If one counts every musical event in a day, 44 happened on Day 3. I attended five, including Joey Alexander at the Monument-National. I was, like everyone, flabbergasted by Joey's playing on the album and at the WBGO gala, but Joey's trio gig in Montreal was my first time seeing and hearing him play a concert. And jeez, he's really good as all the fuss about his being a child, even better in his trio with bassist Dan Chmielinski and drummer Kyle Poole. Yes, he's got chops, but beyond the phenomenal physical technique of his playing, is what and how much he's playing. Coltrane's "Resolution" just for starters. Monk's "I Mean You" as an encore. The dynamics. The give-and-take of the group's interplay. The little twists and turns of counterpoints. And he knows how to thrill a sold-out audience. I only wonder if Joey Alexander can be as good or even greater when he's as grown up as the audience cheering him in Montreal.
I always want to end a day at FIJM with whoever is playing at the Gesu -- a performing arts center in the Jesuit church on Bleury, the block next to Place des Arts. Every evening at 10:30 groups play in the Salle de Gesu, literally the Room of Jesus, and almost always the groups are what I call "very Montreal" -- meaning unusual, surprising, shocking once in a while, always compelling, and different, like the very festival that the "Jazz Dans La Nuit" concerts conclude each evening.

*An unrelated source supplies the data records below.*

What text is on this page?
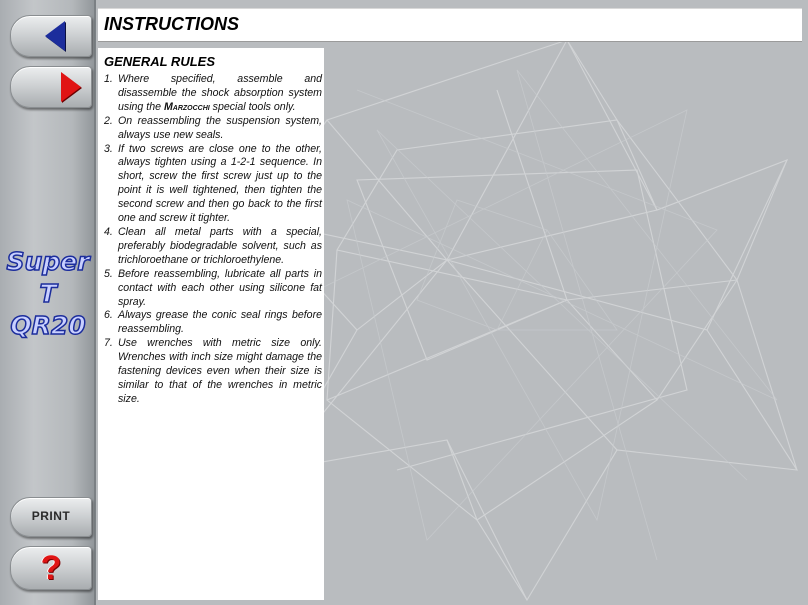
Super T
QR20
PRINT
?
INSTRUCTIONS
GENERAL RULES
1. Where specified, assemble and disassemble the shock absorption system using the Marzocchi special tools only.
2. On reassembling the suspension system, always use new seals.
3. If two screws are close one to the other, always tighten using a 1-2-1 sequence. In short, screw the first screw just up to the point it is well tightened, then tighten the second screw and then go back to the first one and screw it tighter.
4. Clean all metal parts with a special, preferably biodegradable solvent, such as trichloroethane or trichloroethylene.
5. Before reassembling, lubricate all parts in contact with each other using silicone fat spray.
6. Always grease the conic seal rings before reassembling.
7. Use wrenches with metric size only. Wrenches with inch size might damage the fastening devices even when their size is similar to that of the wrenches in metric size.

The Charlie Hunter Trio is indeed typical of the groups who play the Jesus Room, which is to say not typical musically at all. Charlie on guitar, with Bobby Previte on the drums and Allan Ferber on trombone. "We make it up," said Charlie of the music they'd play. Certainly tunes they play on the album Let The Bells Ring On, but mostly Charlie looked at Bobby, mostly laughing as he scatted a tune or a shard of groove, and they'd take off. Bobby Previte played the tunes at the drums sometimes more than Charlie's guitar. I've often thought tap-dancers were virtual drummers with their feet, but Bobby drums like a dancer. Mostly fleet-ly. Even dervish-y. And all the while, Ferber's trombone was like a voice singing in and around the definitively "catchy" tunes. Charlie was singing at the climax, or laughing more than singing the Freddy King blues "I'm Tore Down." I've ended many a night at the Jazzfest in the Jesus Room, but rarely so happily as the Charlie Hunter Trio.